Villagers’ quarrels may be as common as the sun rising and setting each day, but it’s more rare that a disagreement between inhabitants of a village would directly impair their lifeblood trade.
Such is the case with a village of bronze casters in central Quang Nam Province, where debates over the founding father of the trade have fostered disunity and conflicts, and prevented skilled artisans from cooperating with one another to promote their unique products widely.
Phuoc Kieu Village in Dien Ban District’s Dien Phuong Commune is home to 12 clans, each of whom has laid claim to be the originator of the famous trade in the locality.
Duong Ngoc Sang, a village elder, said a man named Duong Ngoc Chuc from the Duong clan was the first to introduce the trade to the village about 400 years ago.

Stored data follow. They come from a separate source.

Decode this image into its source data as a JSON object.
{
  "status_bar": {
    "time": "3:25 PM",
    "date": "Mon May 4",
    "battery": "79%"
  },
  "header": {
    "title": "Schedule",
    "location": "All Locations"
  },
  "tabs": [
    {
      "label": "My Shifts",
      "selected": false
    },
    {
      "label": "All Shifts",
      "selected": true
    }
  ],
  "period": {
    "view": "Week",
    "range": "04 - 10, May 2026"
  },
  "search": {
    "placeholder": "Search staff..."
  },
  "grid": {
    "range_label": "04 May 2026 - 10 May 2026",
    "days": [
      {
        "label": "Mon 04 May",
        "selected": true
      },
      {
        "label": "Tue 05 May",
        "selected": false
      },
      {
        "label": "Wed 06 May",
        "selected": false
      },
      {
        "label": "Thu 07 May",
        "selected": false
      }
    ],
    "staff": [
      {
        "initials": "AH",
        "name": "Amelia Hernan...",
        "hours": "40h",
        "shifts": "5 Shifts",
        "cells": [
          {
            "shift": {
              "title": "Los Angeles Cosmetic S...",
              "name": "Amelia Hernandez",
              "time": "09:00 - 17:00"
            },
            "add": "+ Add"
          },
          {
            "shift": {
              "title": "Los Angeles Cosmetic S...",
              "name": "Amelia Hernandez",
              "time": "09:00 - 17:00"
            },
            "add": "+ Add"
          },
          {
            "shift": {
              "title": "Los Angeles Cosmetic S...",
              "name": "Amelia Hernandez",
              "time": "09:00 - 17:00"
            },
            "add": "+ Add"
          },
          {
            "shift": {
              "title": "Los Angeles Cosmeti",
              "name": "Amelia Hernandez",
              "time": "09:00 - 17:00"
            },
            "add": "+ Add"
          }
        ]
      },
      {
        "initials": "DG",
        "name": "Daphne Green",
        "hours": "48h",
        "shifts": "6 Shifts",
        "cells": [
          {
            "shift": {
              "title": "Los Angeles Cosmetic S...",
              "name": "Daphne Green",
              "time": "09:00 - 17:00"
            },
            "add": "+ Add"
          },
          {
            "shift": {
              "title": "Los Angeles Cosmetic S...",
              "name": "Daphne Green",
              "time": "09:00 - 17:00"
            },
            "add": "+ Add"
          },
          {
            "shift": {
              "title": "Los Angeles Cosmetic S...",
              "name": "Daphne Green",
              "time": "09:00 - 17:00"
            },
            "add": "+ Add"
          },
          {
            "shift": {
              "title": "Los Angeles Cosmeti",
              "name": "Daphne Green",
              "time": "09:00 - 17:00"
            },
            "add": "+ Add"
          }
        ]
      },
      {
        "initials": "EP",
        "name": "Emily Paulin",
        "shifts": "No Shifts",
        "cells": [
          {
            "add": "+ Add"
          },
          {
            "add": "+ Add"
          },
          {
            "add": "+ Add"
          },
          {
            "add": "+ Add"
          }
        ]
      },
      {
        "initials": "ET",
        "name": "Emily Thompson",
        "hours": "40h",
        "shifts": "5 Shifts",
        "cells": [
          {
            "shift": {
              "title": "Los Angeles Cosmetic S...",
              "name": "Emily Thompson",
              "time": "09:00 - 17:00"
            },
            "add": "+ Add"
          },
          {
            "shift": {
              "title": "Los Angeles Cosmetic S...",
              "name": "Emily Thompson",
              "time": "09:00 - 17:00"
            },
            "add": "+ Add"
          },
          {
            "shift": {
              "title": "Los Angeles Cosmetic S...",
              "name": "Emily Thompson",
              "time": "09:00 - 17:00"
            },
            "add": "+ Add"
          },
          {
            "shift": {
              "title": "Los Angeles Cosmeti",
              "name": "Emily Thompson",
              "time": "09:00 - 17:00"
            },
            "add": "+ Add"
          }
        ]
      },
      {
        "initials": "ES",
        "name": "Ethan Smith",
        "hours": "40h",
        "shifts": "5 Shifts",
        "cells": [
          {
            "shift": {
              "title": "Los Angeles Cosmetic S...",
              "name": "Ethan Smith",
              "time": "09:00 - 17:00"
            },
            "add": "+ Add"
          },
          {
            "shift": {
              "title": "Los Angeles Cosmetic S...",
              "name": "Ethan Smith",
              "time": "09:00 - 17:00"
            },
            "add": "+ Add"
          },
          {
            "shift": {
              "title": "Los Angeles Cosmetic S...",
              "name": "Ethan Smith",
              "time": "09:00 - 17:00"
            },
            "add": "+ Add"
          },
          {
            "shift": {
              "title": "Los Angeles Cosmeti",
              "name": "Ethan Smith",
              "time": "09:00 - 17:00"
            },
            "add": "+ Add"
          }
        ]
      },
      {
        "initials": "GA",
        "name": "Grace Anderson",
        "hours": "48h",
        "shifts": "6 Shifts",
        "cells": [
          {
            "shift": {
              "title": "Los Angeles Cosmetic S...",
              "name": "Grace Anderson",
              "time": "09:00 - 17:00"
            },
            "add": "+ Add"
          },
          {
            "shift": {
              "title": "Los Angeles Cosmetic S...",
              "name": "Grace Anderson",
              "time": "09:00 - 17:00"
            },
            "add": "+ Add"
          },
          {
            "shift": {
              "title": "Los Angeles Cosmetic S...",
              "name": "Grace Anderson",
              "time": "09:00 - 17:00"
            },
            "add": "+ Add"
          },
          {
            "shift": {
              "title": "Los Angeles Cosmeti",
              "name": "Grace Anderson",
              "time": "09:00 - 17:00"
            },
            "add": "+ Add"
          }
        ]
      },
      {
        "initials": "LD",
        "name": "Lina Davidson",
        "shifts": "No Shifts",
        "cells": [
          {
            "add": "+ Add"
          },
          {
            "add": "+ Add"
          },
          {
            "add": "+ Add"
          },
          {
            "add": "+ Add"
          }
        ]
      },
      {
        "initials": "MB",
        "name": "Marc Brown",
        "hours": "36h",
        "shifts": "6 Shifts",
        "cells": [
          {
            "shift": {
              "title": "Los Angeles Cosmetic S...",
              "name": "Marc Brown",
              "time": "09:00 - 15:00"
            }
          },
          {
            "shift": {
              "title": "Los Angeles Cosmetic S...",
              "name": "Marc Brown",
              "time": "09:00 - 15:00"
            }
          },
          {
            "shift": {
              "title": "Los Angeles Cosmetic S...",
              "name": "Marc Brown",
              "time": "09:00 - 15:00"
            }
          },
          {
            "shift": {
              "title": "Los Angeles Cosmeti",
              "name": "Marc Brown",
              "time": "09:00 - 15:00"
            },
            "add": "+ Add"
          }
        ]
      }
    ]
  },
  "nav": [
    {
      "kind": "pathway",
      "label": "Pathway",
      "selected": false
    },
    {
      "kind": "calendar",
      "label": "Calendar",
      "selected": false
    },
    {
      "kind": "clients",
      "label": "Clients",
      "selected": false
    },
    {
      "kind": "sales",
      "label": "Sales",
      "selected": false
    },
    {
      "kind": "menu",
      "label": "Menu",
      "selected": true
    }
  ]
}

“Elder casters from other clans are just Mr. Chuc’s students,” Sang claimed.
As the largest clan in the village with the greatest number of skilled bronze casters, the argument posited by members of the clan has dominated the village’s discourse.
But individuals from other clans such as Nguyen Ba, Tran or Pham vehemently disagree.
However, the 12 clans have lost all historical documents and records to floods in the past and thus can only berate one another in an effort to elevate their ancestors as the trade’s forefather.
Such quarrels are heard yearly at the ceremony to worship the ancestors of the 12 clans, which is organized at a common temple in the village.
“Any meeting involving the whole village always raises a cacophony of problems because villagers rarely cooperate for the common good,” said Duong Ngoc Truyen, an expert local bronze caster.
The arguments are not simply a matter of relational negotiations, but they have served to undermine the village’s bronze casting trade.
Local casters said since no clan wants to be subordinate to another clan, artisans in the village cannot reach a common plan to develop the local traditional trade.
Everyone, hence, launches his own independent production and there’s no fund pool to support or sustain a long-lasting scheme for plying the trade, locals said, adding that those without money would soon go out of business.
“Sometimes I have a lucrative purchase offer [for bronze goods] but I have to turn it down because I don’t have enough funds to buy raw materials,” said Nguyen Manh, a bronze factory owner native to the village.
“Material costs account for 70 percent of product retail prices, so we are handicapped if we have no capital to buy the materials.”
He also stressed that traditional methods of production are costly and make local products uncompetitive compared to ones produced in urban hubs that employ better production technologies.
In the vicinity of the village, many shops sell bronze goods branded as Phuoc Kieu products, but they actually have been bought from Ho Chi Minh City.
“The local bronze trade is dying out,” said expert artisan Duong Nhi.
Most households in the village have abandoned the trade, with only about a few dozens still holding on.
The three biggest bronze casting plants in the village are only in operation four to five months a year at most.
As the trade is unstable and not well-paid, many young locals have left for the central Da Nang City to work for construction sites.
“There’s a dire lack of skilled young casters,” said village elder Sang.
Business difficulties have also led to unhealthy competition as local casters vie by any means necessary to gain customers.
“They lower prices by using low quality materials,” bronze factory owner Duong Ngoc Truyen said, giving an example of how by, reducing a little amount of tin, a bronze caster can save money but the sound of the product won’t be as beautiful.
“Then the village loses its reputation,” he said.
“If villagers remain uncooperative, there’s no way the bronze casting trade will survive for long.”